🏠 Beranda › Berita › Perang Berkepanjangan Dorong Minyak ke L…
Perang Berkepanjangan Dorong Minyak ke Level Tertinggi Baru
Harga minyak melonjak tajam pada perdagangan Kamis (10/9), dengan Brent menembus US$105 per barel akibat meningkatnya kekhawatiran kepada pasokan energi dari Timur Tengah. Brent kontrak November naik ke sekitar US$105,72 per barel, sementara WTI untuk pengiriman Oktober menembus US$100,39.
Reli minyak semakin kuat setelah ketegangan antara Amerika Serikat dan Iran kembali meningkat. Teheran menegaskan tidak berniat mundur menghadapi blokade laut AS dan mengancam meningkatkan serangan apabila Washington kembali menyerang wilayah Iran.
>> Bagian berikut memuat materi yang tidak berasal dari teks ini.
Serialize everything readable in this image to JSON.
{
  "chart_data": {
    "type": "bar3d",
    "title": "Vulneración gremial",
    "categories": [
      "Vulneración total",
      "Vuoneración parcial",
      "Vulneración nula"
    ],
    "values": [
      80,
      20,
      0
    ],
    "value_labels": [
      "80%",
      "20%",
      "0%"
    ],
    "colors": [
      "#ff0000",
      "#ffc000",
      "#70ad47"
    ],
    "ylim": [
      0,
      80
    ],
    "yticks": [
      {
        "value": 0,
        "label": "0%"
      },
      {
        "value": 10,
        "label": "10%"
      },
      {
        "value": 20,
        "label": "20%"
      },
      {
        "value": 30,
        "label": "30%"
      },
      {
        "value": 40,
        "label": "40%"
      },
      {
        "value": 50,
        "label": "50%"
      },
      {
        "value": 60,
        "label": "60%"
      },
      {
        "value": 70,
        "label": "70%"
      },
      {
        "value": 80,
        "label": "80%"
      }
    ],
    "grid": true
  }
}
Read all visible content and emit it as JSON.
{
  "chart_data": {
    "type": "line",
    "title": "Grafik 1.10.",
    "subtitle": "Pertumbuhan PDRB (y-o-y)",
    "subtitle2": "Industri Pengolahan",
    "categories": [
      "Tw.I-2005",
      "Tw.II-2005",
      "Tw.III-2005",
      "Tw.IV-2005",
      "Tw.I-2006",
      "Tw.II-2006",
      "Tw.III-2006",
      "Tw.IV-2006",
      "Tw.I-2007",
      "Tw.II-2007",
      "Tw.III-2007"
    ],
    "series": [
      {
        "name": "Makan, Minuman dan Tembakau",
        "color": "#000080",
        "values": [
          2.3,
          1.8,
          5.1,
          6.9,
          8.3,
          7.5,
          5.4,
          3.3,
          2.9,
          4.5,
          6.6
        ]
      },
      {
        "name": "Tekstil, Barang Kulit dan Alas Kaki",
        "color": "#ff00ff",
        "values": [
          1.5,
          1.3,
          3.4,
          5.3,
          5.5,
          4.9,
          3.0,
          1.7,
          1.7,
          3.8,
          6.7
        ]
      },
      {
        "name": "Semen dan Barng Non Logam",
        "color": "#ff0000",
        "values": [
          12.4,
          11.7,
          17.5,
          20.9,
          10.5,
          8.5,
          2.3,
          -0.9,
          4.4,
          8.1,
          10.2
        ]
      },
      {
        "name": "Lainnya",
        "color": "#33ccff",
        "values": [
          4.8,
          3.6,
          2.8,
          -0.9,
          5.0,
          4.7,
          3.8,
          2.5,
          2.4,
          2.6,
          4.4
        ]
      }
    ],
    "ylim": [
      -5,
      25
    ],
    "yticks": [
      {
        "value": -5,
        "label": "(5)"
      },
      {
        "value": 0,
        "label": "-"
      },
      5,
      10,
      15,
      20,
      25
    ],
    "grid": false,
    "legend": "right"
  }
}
Risiko pasokan juga bertambah dari Yaman. Kelompok Houthi yang didukung Iran memperluas tekanan bagi instrumen Arab Saudi dan berhasil memperkuat posisinya di sekitar Mocha, Laut Merah. Kondisi tersebut meningkatkan ancaman terhadap pelayaran di Selat Bab el-Mandeb, sementara lalu lintas energi melalui Selat Hormuz masih jauh dari kondisi normal.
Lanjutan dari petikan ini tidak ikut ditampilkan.